By Louis Charbonneau - United Nations Director
Governments supporting an effort to identify those responsible for deadly chemical attacks in Syria need to back their commitment to justice with cash. They will get the chance this week when member states of an international treaty banning chemical weapons vote on the 2019 budget for the Organisation for the Prohibition of Chemical Weapons (OPCW).
In June, parties to the Chemical Weapons Convention agreed to establish a team to determine responsibility for the chemical attacks in Syria, where the government and some armed groups have repeatedly used toxic agents as weapons. The vote to set up the team came despite fierce resistance from Russia, Syria’s staunchest ally, and after Russia vetoed an effort by the United Nations Security Council to hold accountable those responsible for attacks killing hundreds. There have been at least 85 confirmed chemical weapons attacks since August 2013, at least 50 by the Syrian government, according to Human Rights Watch and six other sources.
Russia has continued to lobby against OPCW efforts to get the team up and running. On Monday a Russian diplomat said the effort was based on "out and out lies" spread by Western governments seeking an excuse for "raining down missiles" on Syria.
The OPCW’s budget for 2019 would earmark a modest €2 million (approximately US$2.3 million) for the Syria team, which the OPCW hopes will report in 2019 on responsibility for at least three previous attacks and in 2020 on five more.

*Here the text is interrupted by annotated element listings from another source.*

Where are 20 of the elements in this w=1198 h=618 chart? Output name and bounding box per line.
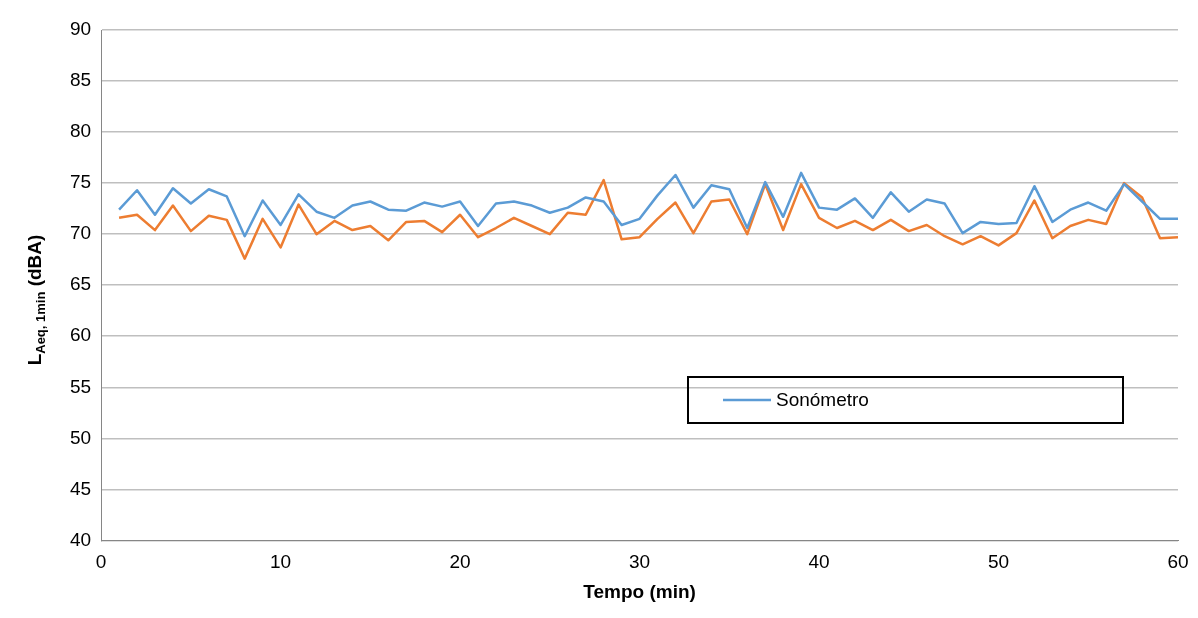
y-tick-label: 40 [69,528,92,550]
y-tick-label: 55 [69,375,92,397]
y-tick-label: 85 [69,69,92,91]
y-tick-label: 45 [69,477,92,499]
y-tick-label: 75 [69,171,92,193]
x-tick-label: 10 [270,551,292,573]
legend-label: Sonómetro [776,389,869,411]
x-tick-label: 50 [987,551,1010,573]
x-tick-label: 60 [1167,551,1189,573]
y-tick-label: 50 [69,426,92,448]
x-tick-label: 20 [449,551,471,573]
x-axis-title: Tempo (min) [583,580,696,602]
x-tick-label: 0 [95,551,107,573]
x-tick-label: 40 [808,551,830,573]
y-tick-label: 90 [69,18,92,40]
y-tick-label: 70 [69,222,92,244]
y-tick-label: 80 [69,120,92,142]
y-tick-label: 60 [69,324,92,346]
y-tick-label: 65 [69,273,92,295]
x-tick-label: 30 [629,551,651,573]
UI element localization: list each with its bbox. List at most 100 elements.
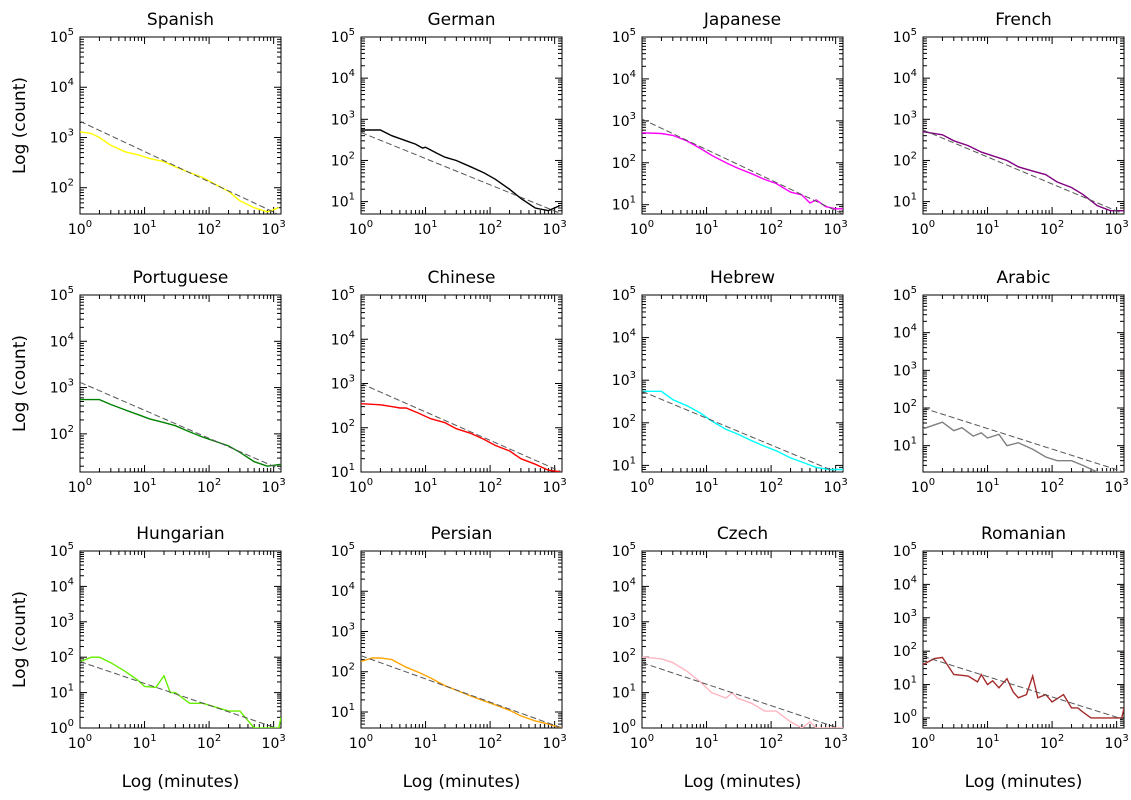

After the Security Council created the UN-OPCW Joint Investigative Mechanism (JIM) in 2015 to determine responsibility for chemical attacks in Syria, the JIM’s investigators accused both the Syrian government and the Islamic State (also known as ISIS) of repeatedly using chemical weapons in the conflict. After the JIM confirmed that the government was responsible for an April 2017 nerve agent attack in Khan Sheikhoun that killed dozens, Russia used its Security Council veto to put an end to those investigations. In November 2017, the JIM was disbanded. Russian state media and its online enablers filled the vacuum by spreading conspiracy theories and sowing confusion.
There’s no veto in The Hague. But members of the Chemical Weapons Convention need to show up and vote for the OPCW draft budget to ensure the attribution team has the resources to get to work. Those who deploy chemical weapons in Syria should be unmasked. It will be a first step towards justice for many of Syria’s countless victims.